Published 10:00 am Tuesday, January 24, 2023

BOISE — Continued commitment from farmers and restaurant owners can help the local food system grow despite the challenges it faces, FARE Idaho panelists said during a meeting last week.

The nonprofit’s acronym stands for Food, Agriculture, Restaurants and Establishments. The Boise-based group formed about three years ago to support family farms and independent restaurants, retailers and food and beverage producers. It held its first Field to Fork Festival Jan. 19.

“Nothing is close in Idaho,” a challenge to efficient distribution, said Wilder Jones of the Wild Spaces micro dairy and King’s Crown Organic farms in the Glenns Ferry-King Hill area, which is between Twin Falls and Boise.

Using distributors can boost efficiency but may create other costs, such as potentially losing control over the product before it gets to the consumer, he said.

“A really hard challenge as a producer is to let someone else do what you should be doing,” Jones said.

For in-state business, his family uses a network of local restaurants, grocery stores and drop points at spots such as shopping centers. “It works because we all have a similar ideology and mission,” he said.

Boise nonprofit Global Gardens supports beginning farmers from diverse backgrounds by providing access to land, training and the market. Its small staff makes marketing a challenge, said Karyn Levin, food hub coordinator.

Yellow Brick Cafe in Twin Falls gets its meat, dairy and produce from local or regional farms, owner Kathy McRae said. She found a citrus grower fairly close, part of a recent move to add unique offerings.

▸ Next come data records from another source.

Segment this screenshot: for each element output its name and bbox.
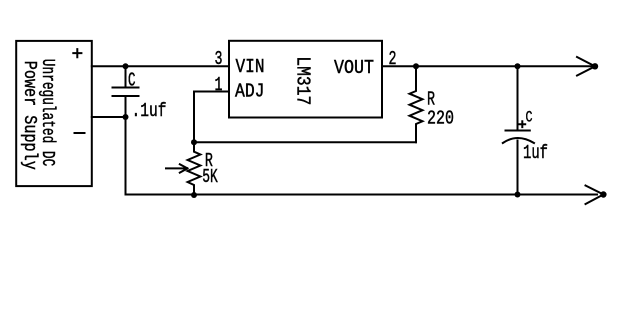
op-amp regulator U1 LM317 box <box>229 41 382 118</box>
svg-text:C: C <box>526 109 533 127</box>
junction dot top rail at C1 <box>123 63 129 69</box>
output arrow bottom <box>586 186 604 205</box>
wire ADJ vertical <box>193 92 195 143</box>
minus terminal <box>75 132 85 134</box>
svg-text:220: 220 <box>427 108 454 130</box>
plus polarity mark <box>519 121 525 127</box>
power supply box <box>16 41 92 186</box>
plus terminal <box>73 49 81 57</box>
svg-text:VOUT: VOUT <box>334 57 374 79</box>
wire ADJ run to R1 <box>194 141 416 143</box>
svg-text:ADJ: ADJ <box>235 80 265 102</box>
svg-text:LM317: LM317 <box>292 56 314 105</box>
junction dot bottom rail at C2 <box>515 192 521 198</box>
output arrow top <box>577 57 595 76</box>
junction dot bottom rail at pot <box>191 192 197 198</box>
svg-text:1uf: 1uf <box>523 142 548 164</box>
wire left vertical drop to bottom rail <box>125 117 127 195</box>
svg-text:5K: 5K <box>202 166 218 188</box>
svg-text:C: C <box>128 70 136 92</box>
junction dot VOUT rail at C2 <box>515 63 521 69</box>
dot at top arrow tip <box>592 63 598 69</box>
resistor R1 220 <box>410 66 423 142</box>
wire supply minus to capacitor C1 <box>92 116 126 118</box>
svg-text:2: 2 <box>389 48 397 70</box>
capacitor C2 1uf <box>503 66 534 194</box>
svg-text:Power Supply: Power Supply <box>19 61 39 170</box>
wiper arrow <box>166 164 188 172</box>
svg-text:1: 1 <box>215 74 223 96</box>
capacitor C1 <box>113 66 139 117</box>
wire bottom rail <box>126 194 598 196</box>
dot at bottom arrow tip <box>600 191 606 197</box>
svg-text:.1uf: .1uf <box>132 100 167 122</box>
svg-text:3: 3 <box>215 48 223 70</box>
junction dot ADJ at pot top <box>191 139 197 145</box>
svg-text:VIN: VIN <box>236 56 265 78</box>
potentiometer R2 5K <box>188 142 201 195</box>
wire VOUT rail <box>382 65 591 67</box>
wire ADJ pin 1 <box>194 91 229 93</box>
junction dot VOUT rail at R1 <box>413 63 419 69</box>
svg-text:Unregulated DC: Unregulated DC <box>37 59 57 167</box>
junction dot minus wire at C1 <box>123 114 129 120</box>
wire top rail supply to LM317 VIN <box>92 65 229 67</box>
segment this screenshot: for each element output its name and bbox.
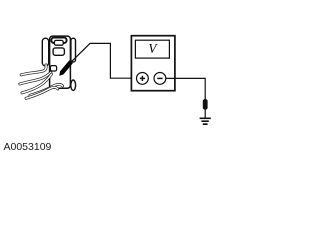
voltmeter V1 box bbox=[131, 36, 175, 91]
figure number label bbox=[4, 141, 52, 153]
positive terminal bbox=[137, 73, 149, 85]
connector C1 body bbox=[50, 36, 71, 88]
meter positive lead wire bbox=[70, 43, 136, 78]
connector left wing bbox=[42, 38, 48, 66]
meter negative lead wire bbox=[166, 78, 205, 99]
wire W1 bbox=[21, 65, 46, 75]
connector right wing bbox=[71, 38, 76, 62]
negative terminal bbox=[154, 73, 166, 85]
voltmeter display window bbox=[135, 40, 169, 58]
connector latch tab bbox=[54, 40, 63, 45]
connector cavity rect bbox=[53, 48, 64, 55]
connector top cap bbox=[51, 38, 66, 43]
ground bar 1 bbox=[200, 118, 211, 120]
ground lead stub bbox=[204, 110, 206, 118]
ground probe plug bbox=[203, 98, 208, 110]
connector lower terminal rect bbox=[50, 66, 56, 71]
wire W5 bbox=[30, 84, 63, 95]
ground bar 3 bbox=[203, 123, 208, 125]
ground bar 2 bbox=[201, 120, 208, 122]
test probe tip at connector bbox=[60, 61, 73, 75]
connector bottom-right knob bbox=[71, 80, 76, 90]
wire W3 bbox=[22, 74, 52, 93]
wire W4 bbox=[26, 87, 58, 98]
wire W2 bbox=[20, 72, 51, 84]
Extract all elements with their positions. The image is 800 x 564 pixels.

The restaurant and its suppliers have partnerships that work well partly because each party keeps the other’s needs and capabilities in mind, she said. Distribution has been “the greatest heartache,” though a strong partnership can improve the situation by adding value — such as when a restaurant forecasts its needs for the coming season.

Chefs could work closely with farmers to buy from the part of the crop that doesn’t look as good as the high-graded portion and work out a fair price, Moscow restaurateur George Skandalos said. This would build trust and leave more of the prime crop available for retail sale.

Using less common crops such as winter kale is another opportunity for chefs and restaurants, he said.

Farmers who list food as available to restaurants and retailers risk losing a walk-up sale at full price. Online platforms help buyers and sellers find each other and track availability, but they work best when available crop volumes and timetables are updated on a set schedule or as soon as a change occurs, said Justin Buckley, FARE Idaho program manager.

Selling locally grown food means neighborhoods and growers benefit, said Melinda Schab, general manager of the Moscow Food Co-op.

Buying food produced close to home helps local economies, said McRae. She enjoys letting the community “know the value of local food.”